Starting college often coincides with the time a child becomes an adult in the eyes of the law. Once a child turns 18, you can no longer make decisions or respond to inquiries on his or her behalf. The question is, what happens when legal issues arise at home and your child is away at school and can't address them?
The person to whom power of attorney is granted is called the attorney-in-fact. As attorney-in-fact, you can manage financial and legal matters on behalf of your adult child.
It may seem of minimal importance in the midst of packing, parties, and long goodbyes, but it can be vital. On the most basic level, if you are granted power of attorney, you can help with everyday tasks like responding to a jury duty summons or renewing a passport, driver's license, or car registration. More importantly, having power of attorney allows you to make medical decisions for your child in the event of an emergency.
Not sure you need power of attorney? Here are some things for you and your child to consider:
Your child might not be able to travel back and forth from college to home on short notice should a legal or financial matter arise.

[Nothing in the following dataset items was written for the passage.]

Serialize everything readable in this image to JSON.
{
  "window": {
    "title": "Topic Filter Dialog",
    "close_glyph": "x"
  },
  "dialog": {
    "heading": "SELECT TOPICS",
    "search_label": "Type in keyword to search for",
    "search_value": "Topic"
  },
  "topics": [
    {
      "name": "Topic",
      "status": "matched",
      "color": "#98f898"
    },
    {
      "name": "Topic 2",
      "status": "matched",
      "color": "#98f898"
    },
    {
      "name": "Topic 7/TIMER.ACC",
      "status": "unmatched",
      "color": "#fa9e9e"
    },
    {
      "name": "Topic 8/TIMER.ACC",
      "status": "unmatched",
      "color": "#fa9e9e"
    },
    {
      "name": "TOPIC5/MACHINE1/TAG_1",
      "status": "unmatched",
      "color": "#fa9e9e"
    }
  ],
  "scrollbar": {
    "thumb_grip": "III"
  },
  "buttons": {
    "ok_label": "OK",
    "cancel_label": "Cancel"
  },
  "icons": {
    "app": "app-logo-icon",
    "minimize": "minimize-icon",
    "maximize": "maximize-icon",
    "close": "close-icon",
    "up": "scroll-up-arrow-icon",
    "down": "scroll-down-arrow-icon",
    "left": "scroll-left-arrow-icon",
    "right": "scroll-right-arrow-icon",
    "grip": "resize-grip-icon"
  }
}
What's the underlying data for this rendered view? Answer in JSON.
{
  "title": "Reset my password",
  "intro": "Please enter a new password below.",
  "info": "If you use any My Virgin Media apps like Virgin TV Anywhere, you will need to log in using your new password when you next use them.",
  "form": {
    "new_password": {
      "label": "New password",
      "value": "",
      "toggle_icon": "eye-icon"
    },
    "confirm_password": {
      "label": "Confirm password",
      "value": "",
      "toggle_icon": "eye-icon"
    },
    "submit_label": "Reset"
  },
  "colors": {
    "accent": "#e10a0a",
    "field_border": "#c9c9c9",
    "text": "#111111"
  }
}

Current/Ongoing Legal Issue
If your child is involved in an open or pending lawsuit from that fender-bender a few months back, would you want him or her to miss school to deal with it?
An attorney-in-fact can keep your child's business running smoothly even when your child isn't around to manage day-to-day decisions.
Illness or Disability
If your child has an illness or disability that may prevent him or her from making certain legal or financial decisions, a power of attorney can enable you to continue to look out for your child.
If something should happen to your child at school (such as a serious car accident), or while he or she is out of the country (like during a semester abroad), a power of attorney can allow you to make healthcare decisions for your child.
As processes and laws for powers of attorney vary by state, be sure you've done the research and discussed with your attorney the appropriate course of action for you and your college-bound student. And once you've made the decision to serve as your child's attorney-in-fact, be sure to inform the college or university.
Preparing for the move to college can be an anxious time whether your child is moving a mile away or a thousand miles away, and it's easy to overlook things with so much to do. Don't forget a power of attorney—it should be one of the most important things on your to-do list.